東村山市は、4月1日、ガソリンスタンドENEOSでおなじみの「JXTGエネルギー株式会社」と、地域づくりのコンサルタント業務などを行う「アジア航測株式会社」とともに、新会社「東村山タウンマネジメント株式会社」を設立しました。主に、市施設・設備の電気料金支払業務を請け負う会社です。
代表取締役に、同市の野崎満副市長が就任。新型コロナウイルスの影響もあり、民間2社と足並みを合わせて、6月になってからのPRとなりました。
なお、このような形での公民連携は全国で初の事例とのことです。
試算では年約1000万円の縮減効果
新会社が行うのは、主には、市の電気料金支払業務の代行です。
これまで市は各施設・設備ごとに電力調達を行ってきましたが、これらをできるだけ包括化し、この新会社に事務事業を集約化することで、効率化を図ります。
今年は新型コロナウイルスの影響で公共施設の休館などが続いたため、昨年度比の単純比較ができない状況になっていますが、予算ベースでは、年間約1000万円の経費削減が図れるとしています。
なぜ、新会社なのか
もっとも、事務事業を集約するためなら、役所内に新しい部署を設ければ済む話のようにも思えます。
なぜ新会社の形を取ったのでしょうか。
それについて担当課となる経営政策部資産マネジメント課の杉山健一課長は
「市場に詳しい民間にアウトソーシングすることで、より効率的に業務を推進できます。また、市に新部署を設けると増員の可能性もあり、退職金等を鑑みても人件費がかさむことになってしまいます」
と、効果を説明してくれました。
——が、そうなると逆に、「ならば、市がかかわらずに、純粋に民間委託すればよいのでは」という疑問が芽生えます。
なぜ、市も加わる会社が必要だったのでしょうか。
それについての杉山課長の説明はこのようなものでした。
「やはり予算ベースですが、新会社の年間利益は約1000万円と見込まれています。実はこの利益分を、市のまちづくりに関連する事業に充てていくという計画になっています。
仮の例えですが、参画するアジア航測はまちづくりのコンサルタント業務や測量などを行っていますから、そうした技術をこの利益分から市に提供するということなどが考えられます」
市が最大株主となるワケ
つまりは、市の側から見れば、経費削減が図れるうえ、支払った中から必要な事務事業を遂行できるという良いことづくめの仕組みということになります。
ただし、この仕組みを確実に機能させるには、新会社の意思決定を市がにぎっていることが重要です。そうしたことから今回、新会社の出資比率は、市が40%で最大。JXTGエネルギーが35%、アジア航測が25%となっています。
公募がきっかけで新事業
この仕組みを市が選択したのは、昨年実施した「民間事業者提案制度」がきっかけでした。

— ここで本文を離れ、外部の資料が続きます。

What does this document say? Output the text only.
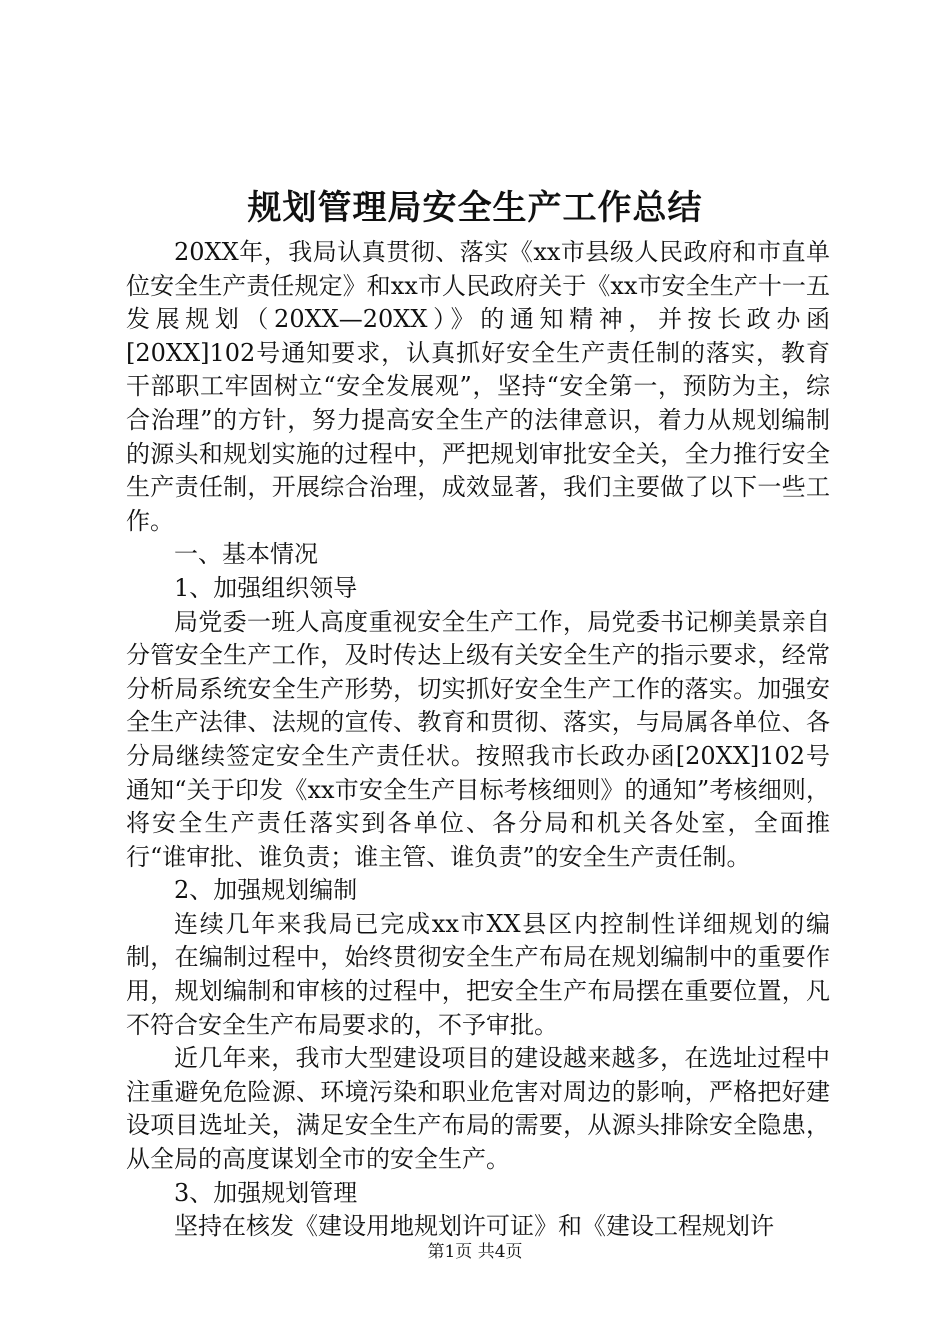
规划管理局安全生产工作总结

20XX年，我局认真贯彻、落实《xx市县级人民政府和市直单位安全生产责任规定》和xx市人民政府关于《xx市安全生产十一五发展规划（20XX—20XX）》的通知精神，并按长政办函[20XX]102号通知要求，认真抓好安全生产责任制的落实，教育干部职工牢固树立“安全发展观”，坚持“安全第一，预防为主，综合治理”的方针，努力提高安全生产的法律意识，着力从规划编制的源头和规划实施的过程中，严把规划审批安全关，全力推行安全生产责任制，开展综合治理，成效显著，我们主要做了以下一些工作。

一、基本情况

1、加强组织领导

局党委一班人高度重视安全生产工作，局党委书记柳美景亲自分管安全生产工作，及时传达上级有关安全生产的指示要求，经常分析局系统安全生产形势，切实抓好安全生产工作的落实。加强安全生产法律、法规的宣传、教育和贯彻、落实，与局属各单位、各分局继续签定安全生产责任状。按照我市长政办函[20XX]102号通知“关于印发《xx市安全生产目标考核细则》的通知”考核细则，将安全生产责任落实到各单位、各分局和机关各处室，全面推行“谁审批、谁负责；谁主管、谁负责”的安全生产责任制。

2、加强规划编制

连续几年来我局已完成xx市XX县区内控制性详细规划的编制，在编制过程中，始终贯彻安全生产布局在规划编制中的重要作用，规划编制和审核的过程中，把安全生产布局摆在重要位置，凡不符合安全生产布局要求的，不予审批。

近几年来，我市大型建设项目的建设越来越多，在选址过程中注重避免危险源、环境污染和职业危害对周边的影响，严格把好建设项目选址关，满足安全生产布局的需要，从源头排除安全隐患，从全局的高度谋划全市的安全生产。

3、加强规划管理

坚持在核发《建设用地规划许可证》和《建设工程规划许

第1页 共4页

市民サービスの質や満足度などを向上させるための事業提案を民間事業者を対象に公募したもので、市としては、出費をすることなく、事務事業改善を探れるというメリットがありました。
そのなかで公募されたものの一つが、この新会社による電気料金支払業務の集約化です。
このほか、市では、26件の提案を採択しています。
可能性と公平性と
この新会社による契約の仕組みについて、杉山課長は「最初に提案を見たときはびっくりした」と話します。
「こういうやり方があるのか、と驚きました。こういう形でのマネジメントは全国で初めての事例のようですが、とても可能性があると思います」
なお、公平性などの課題もあり、契約は5年間としています。現状では、5年後はこの新会社は解散する予定になっているそうです。